Ich konnte nur schlecht schlafen. Gelsen (Stechmücken) quälten mich, aber auch die Aufregung vor dem Live-Auftritt trug das ihrige bei. Als der Wecker läutete, gönnte ich mir aber doch noch eine Stunde und sprang schließlich um 9:00 Uhr aus dem Bett. Die Kinder spielten bereits in ihrem Zimmer. Ich ließ die Wanne ein, um ein Bad zu nehmen, und anschließend fuhr ich zum Friseur in eine Nachbarortschaft. Die selbe Friseurin wie zuletzt nahm sich meiner an. Und wieder zerkaute ich ihr den Fall Olivia und versuchte, ihr Bild aus den Medien zu korrigieren. Es war aber nicht erkennbar, ob sie mir glaubte oder mich weiter als Spinner ansah.
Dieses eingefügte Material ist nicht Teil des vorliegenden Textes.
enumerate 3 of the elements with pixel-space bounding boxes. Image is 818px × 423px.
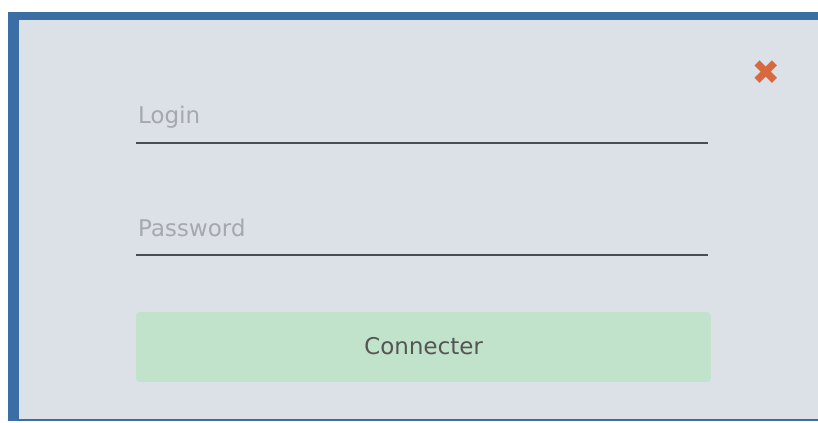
connect-button[interactable]: Connecter <box>136 312 711 382</box>
password-field[interactable]: Password <box>136 208 708 256</box>
login-field[interactable]: Login <box>136 95 708 144</box>
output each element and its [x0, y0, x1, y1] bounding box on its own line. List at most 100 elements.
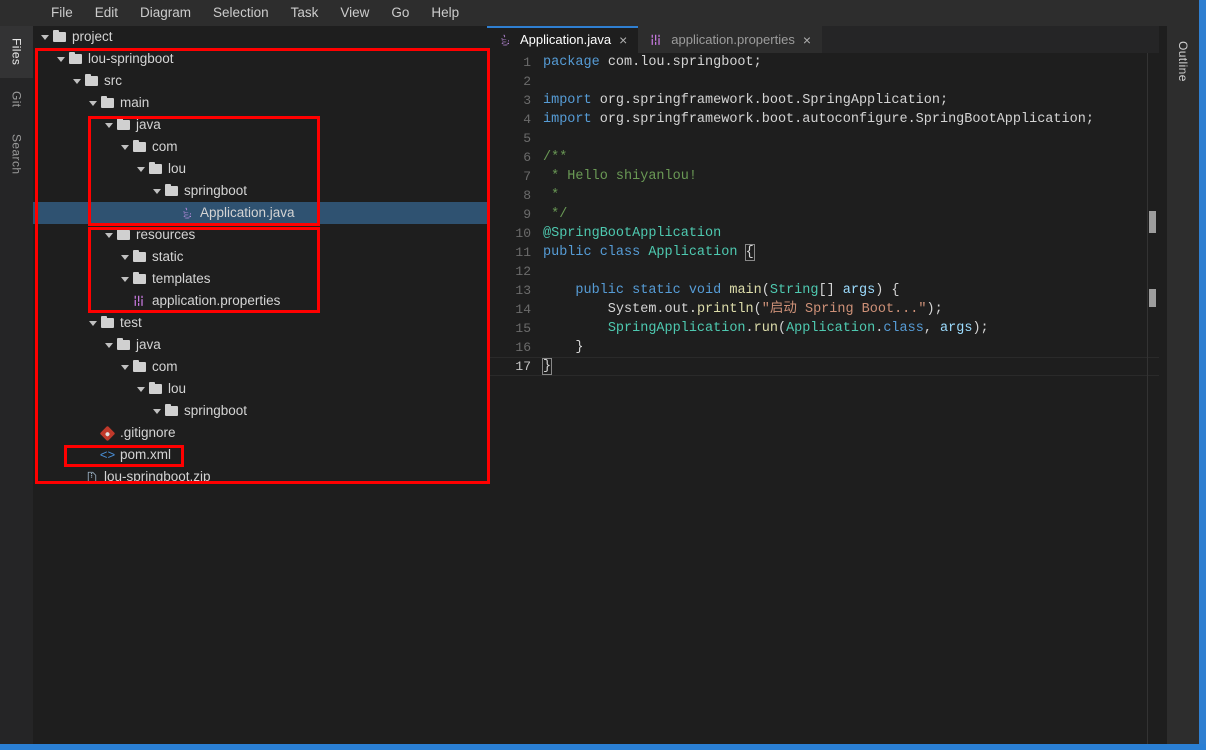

Frisch herausgeputzt fuhr ich ins AKH zu Erika und Olivia. Dort besprach ich mit Erika eine Frageliste für Prof. Horcher. Herr Ehgartner von der Zeitung „ganze woche“ hatte uns darum gebeten, da ihm Prof. Horcher ein Interview verweigert hatte.
Olivias derzeitiges Zimmer war durch eine Videokamera überwacht. Ein ständiges Gefühl, beobachtet zu werden, beherrschte mich. Ob vielleicht sogar ein Mikro versteckt war?
Doktor Langer kam ebenfalls zu Besuch. Wir waren oft im Zwiespalt darüber, ob wir ihm uneingeschränkt vertrauen konnten oder nicht. Ich hatte ihn wirklich gerne, und nichts ließ ein berechtigtes Misstrauen ihm gegenüber aufkommen. Würde er aber dem ständig wachsenden Druck standhalten können? Kann er sich uns gegenüber weiterhin loyal verhalten? Es war tragisch. Jene Menschen, denen man vertraute, konnten unser Vertrauen missbrauchen, jene denen man misstraute, meinten es vielleicht gut mit uns. Dieser ständige Zweifel war schrecklich, und mein einziger Rückhalt war meine Intuition.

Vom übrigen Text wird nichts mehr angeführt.